Wat is diaconie?
Diaconie (letterlijk: dienstwerk) is het woord dat in de christelijke traditie gebruikt wordt om te verwijzen naar alle inzet en toewijding om in ons samenleven meer menselijkheid en meer rechtvaardigheid te realiseren. Het handboek diaconiewetenschap definieert het begrip als volgt: “dat handelen vanuit en door kerken en andere door het evangelie geïnspireerde groepen en bewegingen dat gericht is op het voorkomen, opheffen, verminderen, dan wel mee uithouden, van het lijden en de maatschappelijke nood van individuen en groepen mensen, en op het scheppen van rechtvaardige verhoudingen in kerk en samenleving.” Waar groepen mensen zich inzetten om medemensen in nood te helpen en om meer rechtvaardigheid te creëren, en waar deze inzet gemotiveerd wordt vanuit en herkend wordt in de christelijke traditie: daar gebeurt diaconie. Maar daarmee is nog niet alles gezegd.
Kenmerken van diaconie
Het eerste en voornaamste kenmerk van de diaconie is de liefde die van God komt.
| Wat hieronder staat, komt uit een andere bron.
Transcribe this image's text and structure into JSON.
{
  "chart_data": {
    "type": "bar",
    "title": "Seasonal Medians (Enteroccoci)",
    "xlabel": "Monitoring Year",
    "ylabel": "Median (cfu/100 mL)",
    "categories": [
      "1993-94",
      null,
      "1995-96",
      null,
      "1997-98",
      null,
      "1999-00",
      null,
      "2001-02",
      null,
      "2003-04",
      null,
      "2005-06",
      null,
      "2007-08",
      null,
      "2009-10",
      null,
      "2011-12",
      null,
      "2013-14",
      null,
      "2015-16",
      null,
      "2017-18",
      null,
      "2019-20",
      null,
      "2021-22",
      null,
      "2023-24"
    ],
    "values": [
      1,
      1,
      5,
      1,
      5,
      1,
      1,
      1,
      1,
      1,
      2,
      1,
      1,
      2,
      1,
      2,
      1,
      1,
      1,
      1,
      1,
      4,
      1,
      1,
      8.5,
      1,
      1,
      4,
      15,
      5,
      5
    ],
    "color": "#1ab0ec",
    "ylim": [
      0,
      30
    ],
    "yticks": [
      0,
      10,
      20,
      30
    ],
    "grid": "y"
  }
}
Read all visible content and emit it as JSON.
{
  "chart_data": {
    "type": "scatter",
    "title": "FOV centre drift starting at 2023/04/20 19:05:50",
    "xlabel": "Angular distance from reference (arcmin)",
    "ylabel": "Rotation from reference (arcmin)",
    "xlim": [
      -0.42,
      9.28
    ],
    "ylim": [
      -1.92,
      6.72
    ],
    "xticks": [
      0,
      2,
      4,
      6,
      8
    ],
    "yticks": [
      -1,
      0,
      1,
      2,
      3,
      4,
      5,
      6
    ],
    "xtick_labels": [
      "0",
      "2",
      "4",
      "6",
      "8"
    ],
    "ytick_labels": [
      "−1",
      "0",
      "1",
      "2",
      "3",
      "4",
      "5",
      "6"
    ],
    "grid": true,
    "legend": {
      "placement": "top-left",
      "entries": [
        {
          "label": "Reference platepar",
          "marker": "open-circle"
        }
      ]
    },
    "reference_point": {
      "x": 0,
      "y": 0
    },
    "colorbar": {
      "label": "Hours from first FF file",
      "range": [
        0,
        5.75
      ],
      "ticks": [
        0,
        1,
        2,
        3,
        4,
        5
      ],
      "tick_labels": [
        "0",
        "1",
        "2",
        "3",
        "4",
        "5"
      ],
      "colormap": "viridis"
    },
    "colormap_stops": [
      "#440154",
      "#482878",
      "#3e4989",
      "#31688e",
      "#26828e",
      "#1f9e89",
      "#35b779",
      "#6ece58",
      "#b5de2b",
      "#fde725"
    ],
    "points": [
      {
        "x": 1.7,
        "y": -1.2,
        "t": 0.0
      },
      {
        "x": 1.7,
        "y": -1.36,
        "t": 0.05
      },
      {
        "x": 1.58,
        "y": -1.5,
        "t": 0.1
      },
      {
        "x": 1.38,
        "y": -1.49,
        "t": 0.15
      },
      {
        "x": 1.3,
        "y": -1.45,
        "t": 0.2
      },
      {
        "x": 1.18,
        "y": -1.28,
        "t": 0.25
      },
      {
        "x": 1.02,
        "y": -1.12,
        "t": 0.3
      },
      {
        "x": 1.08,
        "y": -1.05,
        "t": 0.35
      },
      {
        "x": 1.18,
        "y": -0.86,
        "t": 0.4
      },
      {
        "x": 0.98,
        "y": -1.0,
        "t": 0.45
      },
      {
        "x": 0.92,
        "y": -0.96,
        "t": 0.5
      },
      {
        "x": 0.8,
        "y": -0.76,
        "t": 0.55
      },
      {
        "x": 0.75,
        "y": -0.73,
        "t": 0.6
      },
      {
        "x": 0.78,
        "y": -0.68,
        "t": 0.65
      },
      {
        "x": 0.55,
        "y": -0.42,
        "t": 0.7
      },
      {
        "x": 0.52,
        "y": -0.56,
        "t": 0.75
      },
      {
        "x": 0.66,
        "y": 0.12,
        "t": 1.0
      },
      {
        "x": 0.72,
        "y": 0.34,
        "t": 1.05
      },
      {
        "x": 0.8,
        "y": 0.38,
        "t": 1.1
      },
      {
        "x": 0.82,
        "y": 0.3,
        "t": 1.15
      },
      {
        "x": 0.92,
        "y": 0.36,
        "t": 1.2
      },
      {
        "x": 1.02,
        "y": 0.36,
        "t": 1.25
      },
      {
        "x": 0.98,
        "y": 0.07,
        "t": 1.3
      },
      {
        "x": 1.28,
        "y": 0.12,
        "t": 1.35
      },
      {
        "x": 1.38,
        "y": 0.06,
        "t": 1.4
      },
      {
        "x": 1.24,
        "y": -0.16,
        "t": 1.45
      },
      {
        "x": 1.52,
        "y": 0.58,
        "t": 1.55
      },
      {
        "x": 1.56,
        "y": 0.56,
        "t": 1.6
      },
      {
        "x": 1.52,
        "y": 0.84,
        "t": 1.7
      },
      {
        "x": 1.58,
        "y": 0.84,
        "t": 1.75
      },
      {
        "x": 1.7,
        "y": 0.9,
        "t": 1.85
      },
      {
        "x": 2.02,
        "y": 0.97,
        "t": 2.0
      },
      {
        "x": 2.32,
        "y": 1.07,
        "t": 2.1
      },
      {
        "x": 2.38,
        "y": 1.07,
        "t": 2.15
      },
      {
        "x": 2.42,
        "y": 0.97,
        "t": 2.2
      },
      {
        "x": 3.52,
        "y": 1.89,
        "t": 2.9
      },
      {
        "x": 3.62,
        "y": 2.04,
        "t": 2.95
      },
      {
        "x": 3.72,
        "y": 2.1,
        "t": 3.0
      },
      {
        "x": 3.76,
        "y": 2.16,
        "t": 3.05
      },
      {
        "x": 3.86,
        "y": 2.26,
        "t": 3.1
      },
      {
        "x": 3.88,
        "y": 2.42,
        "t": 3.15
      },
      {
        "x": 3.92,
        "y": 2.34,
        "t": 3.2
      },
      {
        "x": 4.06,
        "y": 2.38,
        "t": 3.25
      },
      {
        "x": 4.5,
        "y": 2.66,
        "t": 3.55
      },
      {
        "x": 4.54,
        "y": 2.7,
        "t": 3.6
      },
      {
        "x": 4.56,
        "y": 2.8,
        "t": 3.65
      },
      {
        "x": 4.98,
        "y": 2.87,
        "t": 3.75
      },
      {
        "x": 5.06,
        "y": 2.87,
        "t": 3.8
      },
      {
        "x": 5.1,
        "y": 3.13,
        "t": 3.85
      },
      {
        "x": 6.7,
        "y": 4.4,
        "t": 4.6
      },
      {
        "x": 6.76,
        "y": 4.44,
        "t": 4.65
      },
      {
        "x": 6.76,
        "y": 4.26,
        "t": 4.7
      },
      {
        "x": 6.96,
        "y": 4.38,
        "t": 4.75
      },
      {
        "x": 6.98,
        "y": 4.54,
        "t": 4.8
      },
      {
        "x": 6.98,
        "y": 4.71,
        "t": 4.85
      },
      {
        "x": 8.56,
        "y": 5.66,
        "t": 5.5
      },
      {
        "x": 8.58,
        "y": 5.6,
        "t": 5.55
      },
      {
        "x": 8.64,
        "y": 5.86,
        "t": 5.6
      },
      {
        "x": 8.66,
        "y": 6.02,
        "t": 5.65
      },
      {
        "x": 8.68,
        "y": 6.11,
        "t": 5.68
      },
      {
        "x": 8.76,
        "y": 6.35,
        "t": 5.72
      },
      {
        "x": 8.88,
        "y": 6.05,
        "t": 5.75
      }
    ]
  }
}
- Gods liefde is een geschenk voor mensen, ze staat centraal en is fundamenteel een kwestie van geloof. In het doen en doorgeven van de liefde ontmoeten wij de levende God. Dit is een belangrijk element van het christelijk geloof en de christelijke identiteit, treffend verwoord in de eerste brief van Johannes: ‘Zo hebben wij de liefde leren kennen die God voor ons heeft en wij geloven in haar. God is liefde. Wie in de liefde woont, woont in God en God is met hem’ (1 Joh 4,16). In de ontmoeting met de levende God is telkens weer oriëntatie en inspiratie te vinden voor de diaconie.
Ten tweede: Gods liefde voor alle mensen is pas een geschenk, wanneer zij concreet handen en voeten krijgt.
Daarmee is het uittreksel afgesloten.